Portadores da Síndrome de Tourette podem sofrer com visão estereotipada da doença


13 de março de 2019


Síndrome causa tiques motores e fônicos, que se manifestam em diferentes níveis.

Foto: Pixabay.com

Quem é fã de jogos virtuais provavelmente já ouviu falar da Síndrome de Tourette. O transtorno ficou mais conhecido depois que Dilera, streamer brasileiro, postou vídeos em que manifesta sinais do distúrbio, como a vocalização de termos obscenos ou afirmações depreciativas e socialmente impróprias. No entanto, segundo ex-professor do Departamento de Saúde Mental da Faculdade de Medicina, Arthur Kummer, esse sintoma, chamado coprolalia, não é tão comum em portadores da síndrome, que podem ter manifestações que variam desde as mais leves até as mais graves.

O transtorno neurodesenvolvimental é caracterizado pela ocorrência conjunta de tiques motores e fônicos, que se instalam durante a infância. O professor explica que os tiques são movimentos ou vocalizações involuntárias, repetidos de forma não rítmica e que, de alguma forma, trazem algum tipo de incomodo para a pessoa que os manifesta.

“As manifestações podem variar de intensidade, desde as mais leves, como piscar os olhos, ou fazer sons guturais, até as mais complexas, como saltar, ou proferir frases completas”, conta Kummer. Quando esses tiques se apresentam combinados, por um período de, pelo menos, um ano, é definido o quadro clínico da Síndrome de Tourette.

Embora as causas precisas do transtorno ainda sejam desconhecidas, acredita-se que os fatores genéticos podem estar relacionados. Isso porque, segundo o professor, os tiques surgem a partir de características desenvolvimentais.

“Geralmente estão envolvidas características do circuito cerebral, ou de algumas regiões do cérebro, que de alguma forma tem impacto no desenvolvimento motor”, conta. Isso explica, também, porque a síndrome normalmente se manifesta durante a infância, fase de aprimoramento cognitivo. Alguns fatores ambientais também podem interferir nessa regulação.

Segundo o professor Arthur Kummer , os tiques tendem a sofrer modificações ao longo da vida. Mas, com o acompanhamento adequado, a gravidade normalmente reduz com a chegada da adolescência.

“Na minoria dos casos os tiques diminuem de intensidade e raramente há uma piora”, diz.

Intervenções

Existem duas principais intervenções, uma medicamentosa e outra psicoterápica. O tratamento com medicamentos é feito com os chamados antipsicóticos, mas isso não significa que a pessoa com Tourette seja psicótica. “São medicamentos com especificidades para tratar diretamente a síndrome”, afirma o professor.

Já os tratamentos psicoterápicos utilizam técnicas da terapia comportamental, que segundo Arthur, são comprovadamente eficientes no controle dos tiques.

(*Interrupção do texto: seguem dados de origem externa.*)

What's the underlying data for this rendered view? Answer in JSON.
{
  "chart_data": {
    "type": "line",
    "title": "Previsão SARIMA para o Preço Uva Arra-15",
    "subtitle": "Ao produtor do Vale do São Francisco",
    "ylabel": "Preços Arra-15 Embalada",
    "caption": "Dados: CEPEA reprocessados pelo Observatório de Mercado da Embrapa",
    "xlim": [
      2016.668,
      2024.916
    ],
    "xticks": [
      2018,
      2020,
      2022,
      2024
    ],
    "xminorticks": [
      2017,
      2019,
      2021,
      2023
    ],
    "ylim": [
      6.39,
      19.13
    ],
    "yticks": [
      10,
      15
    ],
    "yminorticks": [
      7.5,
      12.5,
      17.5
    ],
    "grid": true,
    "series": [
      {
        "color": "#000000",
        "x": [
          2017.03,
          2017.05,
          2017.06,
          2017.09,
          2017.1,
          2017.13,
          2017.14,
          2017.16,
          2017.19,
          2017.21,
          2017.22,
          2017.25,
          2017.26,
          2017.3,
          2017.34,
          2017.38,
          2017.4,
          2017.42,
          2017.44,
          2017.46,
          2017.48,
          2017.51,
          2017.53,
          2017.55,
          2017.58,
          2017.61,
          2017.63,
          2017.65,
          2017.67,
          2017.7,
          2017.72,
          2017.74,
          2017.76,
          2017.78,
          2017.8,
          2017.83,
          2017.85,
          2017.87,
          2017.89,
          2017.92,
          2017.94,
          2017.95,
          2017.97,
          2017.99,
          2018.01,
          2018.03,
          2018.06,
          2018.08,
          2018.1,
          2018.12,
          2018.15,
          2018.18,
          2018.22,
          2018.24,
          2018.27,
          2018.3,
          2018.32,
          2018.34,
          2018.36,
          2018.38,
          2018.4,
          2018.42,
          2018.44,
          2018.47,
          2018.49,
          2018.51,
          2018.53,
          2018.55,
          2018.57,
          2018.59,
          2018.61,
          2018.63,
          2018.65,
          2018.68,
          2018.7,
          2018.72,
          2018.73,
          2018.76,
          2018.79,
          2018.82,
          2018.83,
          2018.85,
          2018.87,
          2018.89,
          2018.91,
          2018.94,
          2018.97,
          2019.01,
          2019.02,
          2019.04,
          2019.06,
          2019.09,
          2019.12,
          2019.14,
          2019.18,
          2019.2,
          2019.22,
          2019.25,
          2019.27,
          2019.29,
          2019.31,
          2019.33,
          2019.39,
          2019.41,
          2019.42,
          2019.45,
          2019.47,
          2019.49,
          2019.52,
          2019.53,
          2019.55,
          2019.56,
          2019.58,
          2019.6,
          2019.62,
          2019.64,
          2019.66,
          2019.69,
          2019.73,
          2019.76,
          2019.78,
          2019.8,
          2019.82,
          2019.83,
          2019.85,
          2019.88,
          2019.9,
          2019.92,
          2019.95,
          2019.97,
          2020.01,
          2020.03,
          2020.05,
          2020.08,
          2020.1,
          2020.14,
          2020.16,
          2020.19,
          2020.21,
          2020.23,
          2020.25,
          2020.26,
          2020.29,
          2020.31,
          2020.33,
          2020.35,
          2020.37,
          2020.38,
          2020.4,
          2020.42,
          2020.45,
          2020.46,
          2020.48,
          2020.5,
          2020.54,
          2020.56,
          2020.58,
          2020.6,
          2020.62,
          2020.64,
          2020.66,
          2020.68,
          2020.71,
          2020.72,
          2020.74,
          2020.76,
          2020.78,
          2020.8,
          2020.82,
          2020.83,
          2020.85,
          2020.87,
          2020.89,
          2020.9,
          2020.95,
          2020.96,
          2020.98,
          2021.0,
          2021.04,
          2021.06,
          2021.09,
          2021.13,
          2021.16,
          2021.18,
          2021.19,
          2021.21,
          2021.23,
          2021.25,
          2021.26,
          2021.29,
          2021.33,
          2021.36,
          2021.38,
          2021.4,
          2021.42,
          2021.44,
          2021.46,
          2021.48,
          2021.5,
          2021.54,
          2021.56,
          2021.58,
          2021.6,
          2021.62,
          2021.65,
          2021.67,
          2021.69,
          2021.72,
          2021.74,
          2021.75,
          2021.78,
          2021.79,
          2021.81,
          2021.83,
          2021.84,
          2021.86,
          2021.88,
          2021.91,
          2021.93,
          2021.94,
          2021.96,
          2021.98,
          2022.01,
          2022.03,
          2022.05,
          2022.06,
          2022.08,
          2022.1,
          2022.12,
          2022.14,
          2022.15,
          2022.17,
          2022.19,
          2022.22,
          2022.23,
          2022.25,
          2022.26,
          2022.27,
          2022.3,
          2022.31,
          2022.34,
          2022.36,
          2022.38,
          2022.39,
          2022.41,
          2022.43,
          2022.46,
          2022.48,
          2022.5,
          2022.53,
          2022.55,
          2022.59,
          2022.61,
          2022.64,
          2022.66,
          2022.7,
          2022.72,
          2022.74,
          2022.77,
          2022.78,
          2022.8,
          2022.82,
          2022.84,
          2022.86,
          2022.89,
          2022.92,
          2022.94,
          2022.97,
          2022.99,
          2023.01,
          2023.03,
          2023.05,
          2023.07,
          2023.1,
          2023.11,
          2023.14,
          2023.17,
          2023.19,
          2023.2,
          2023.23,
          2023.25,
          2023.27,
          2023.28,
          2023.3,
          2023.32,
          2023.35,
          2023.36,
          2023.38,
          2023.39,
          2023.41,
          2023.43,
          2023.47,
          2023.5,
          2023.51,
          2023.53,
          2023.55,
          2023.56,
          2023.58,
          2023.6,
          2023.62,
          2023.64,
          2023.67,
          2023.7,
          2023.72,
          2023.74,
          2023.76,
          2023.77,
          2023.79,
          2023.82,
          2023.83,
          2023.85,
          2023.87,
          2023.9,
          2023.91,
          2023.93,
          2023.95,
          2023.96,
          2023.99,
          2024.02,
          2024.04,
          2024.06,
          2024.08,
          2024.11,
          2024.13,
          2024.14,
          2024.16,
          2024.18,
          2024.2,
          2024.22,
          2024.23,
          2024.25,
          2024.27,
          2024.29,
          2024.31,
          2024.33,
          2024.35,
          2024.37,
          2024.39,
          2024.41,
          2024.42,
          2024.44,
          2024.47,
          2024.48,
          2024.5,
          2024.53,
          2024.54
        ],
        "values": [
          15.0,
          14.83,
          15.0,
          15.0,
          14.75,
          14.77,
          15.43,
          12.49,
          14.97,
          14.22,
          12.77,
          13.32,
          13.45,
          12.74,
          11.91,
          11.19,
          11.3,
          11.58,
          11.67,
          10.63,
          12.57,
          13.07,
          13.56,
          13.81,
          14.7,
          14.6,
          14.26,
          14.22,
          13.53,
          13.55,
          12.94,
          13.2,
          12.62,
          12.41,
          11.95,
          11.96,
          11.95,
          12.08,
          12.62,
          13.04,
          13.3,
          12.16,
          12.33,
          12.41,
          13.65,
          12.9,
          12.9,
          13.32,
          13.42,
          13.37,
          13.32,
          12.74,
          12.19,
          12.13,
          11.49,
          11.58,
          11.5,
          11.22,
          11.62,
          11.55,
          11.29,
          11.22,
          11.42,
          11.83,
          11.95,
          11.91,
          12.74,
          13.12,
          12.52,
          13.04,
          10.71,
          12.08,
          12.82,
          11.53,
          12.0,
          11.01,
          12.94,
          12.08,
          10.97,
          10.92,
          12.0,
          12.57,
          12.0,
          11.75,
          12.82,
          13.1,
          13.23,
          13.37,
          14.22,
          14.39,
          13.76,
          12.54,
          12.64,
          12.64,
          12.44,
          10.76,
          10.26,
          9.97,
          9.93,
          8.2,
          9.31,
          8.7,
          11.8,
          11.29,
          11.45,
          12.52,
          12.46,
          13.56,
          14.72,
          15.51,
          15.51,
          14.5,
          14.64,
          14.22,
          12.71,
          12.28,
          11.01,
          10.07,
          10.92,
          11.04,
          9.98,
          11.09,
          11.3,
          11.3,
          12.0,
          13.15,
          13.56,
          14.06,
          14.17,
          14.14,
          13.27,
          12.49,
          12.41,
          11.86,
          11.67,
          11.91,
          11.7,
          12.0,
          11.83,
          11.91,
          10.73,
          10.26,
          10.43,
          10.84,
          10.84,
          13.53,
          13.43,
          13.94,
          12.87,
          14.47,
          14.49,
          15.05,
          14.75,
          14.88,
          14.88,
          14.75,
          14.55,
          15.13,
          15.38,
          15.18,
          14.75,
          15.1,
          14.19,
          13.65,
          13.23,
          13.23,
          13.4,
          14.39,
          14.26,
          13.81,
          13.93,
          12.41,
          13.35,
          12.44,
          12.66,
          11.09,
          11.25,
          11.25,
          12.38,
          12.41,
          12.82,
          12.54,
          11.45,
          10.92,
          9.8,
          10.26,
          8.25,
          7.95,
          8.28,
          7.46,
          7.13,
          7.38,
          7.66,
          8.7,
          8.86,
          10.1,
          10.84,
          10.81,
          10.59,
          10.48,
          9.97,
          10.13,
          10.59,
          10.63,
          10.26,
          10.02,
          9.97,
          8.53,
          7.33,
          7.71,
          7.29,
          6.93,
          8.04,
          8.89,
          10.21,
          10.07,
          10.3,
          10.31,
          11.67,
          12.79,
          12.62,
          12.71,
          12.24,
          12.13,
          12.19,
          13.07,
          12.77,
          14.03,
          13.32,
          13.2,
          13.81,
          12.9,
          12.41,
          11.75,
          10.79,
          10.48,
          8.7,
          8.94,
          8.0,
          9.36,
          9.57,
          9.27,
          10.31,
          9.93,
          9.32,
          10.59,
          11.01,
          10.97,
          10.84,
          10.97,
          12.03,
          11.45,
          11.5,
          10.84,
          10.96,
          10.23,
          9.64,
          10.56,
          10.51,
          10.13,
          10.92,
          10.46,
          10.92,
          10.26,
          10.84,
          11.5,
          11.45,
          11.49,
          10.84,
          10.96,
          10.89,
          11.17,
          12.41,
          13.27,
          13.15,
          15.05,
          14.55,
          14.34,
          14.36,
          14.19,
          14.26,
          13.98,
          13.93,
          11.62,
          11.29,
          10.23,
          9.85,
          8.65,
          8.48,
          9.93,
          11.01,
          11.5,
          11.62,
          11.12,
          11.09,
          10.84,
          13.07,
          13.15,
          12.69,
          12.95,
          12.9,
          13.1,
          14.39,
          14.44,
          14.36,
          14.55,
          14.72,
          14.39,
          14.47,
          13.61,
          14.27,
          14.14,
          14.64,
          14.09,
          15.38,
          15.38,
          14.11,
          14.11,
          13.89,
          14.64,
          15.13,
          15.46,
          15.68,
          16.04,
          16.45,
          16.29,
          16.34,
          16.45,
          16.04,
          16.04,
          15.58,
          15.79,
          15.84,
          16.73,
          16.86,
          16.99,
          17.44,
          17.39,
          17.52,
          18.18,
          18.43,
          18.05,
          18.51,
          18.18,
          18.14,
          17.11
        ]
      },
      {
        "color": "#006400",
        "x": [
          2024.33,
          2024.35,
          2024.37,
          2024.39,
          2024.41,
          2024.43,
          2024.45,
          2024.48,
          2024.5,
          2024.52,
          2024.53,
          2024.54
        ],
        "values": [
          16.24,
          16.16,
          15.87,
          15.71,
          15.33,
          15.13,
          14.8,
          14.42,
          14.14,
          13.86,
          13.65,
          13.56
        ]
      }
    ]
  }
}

São utilizadas, também, estratégias de prevenção à resposta e outras práticas mais específicas. “Somente em casos muito extremos são utilizados outros tipos de tratamento, como a toxina botulínica e a neurocirurgia”, explica.

Convivendo com a Síndrome

Em alguns casos, há repercussões psicossociais que podem levar a quadros de ansiedade ou depressão. “A criança fica receosa por apresentar os tiques e os amigos da escola começarem a praticar bullying por causa disso. Aí ela pode começar a desenvolver uma depressão, por exemplo”, esclarece o professor. Nesses casos, o tratamento deve ser ampliado, no intuito de contemplar esses efeitos.

Existem, ainda, quadros de tiques mais graves que podem gerar repercussões ainda mais graves, inclusive físicas. “Já vi casos de crianças que mordiam a própria língua, o que gerava lesões graves. Alguém que tenha o tique de torcer o pescoço, pode fazer isso em uma intensidade que gere problemas ósseos, ou na medula”, informa.

Estereótipo e associação com outros transtornos

Em geral, as pessoas têm a tendência de enxergar o Tourette através de um quadro estereotipado.

“A partir de pesquisas na internet e do que é retratado nos filmes, cria-se um imaginário muito dramático da síndrome. Porém, nesses casos mais graves geralmente estão envolvidos outros transtornos”, ressalta.

O Transtorno do Déficit de Atenção com Hiperatividade (TDAH), por exemplo, normalmente se associa à síndrome, bem como outros transtornos de coordenação motora e dificuldade de aprendizado.

Ainda de acordo com o especialista, também é muito raro que os tiques apareçam em outras faixas etárias, como na vida adulta. Se isso acontece é preciso fazer um diagnóstico diferencial, pensando na possibilidade de se identificar outras doenças neodegenarativas. “Se um adulto que nunca teve tique começa a manifestar, é preciso investigar se é só um tique mesmo, ou se a ocorrência pode indicar alguma doença mais grave”, conclui.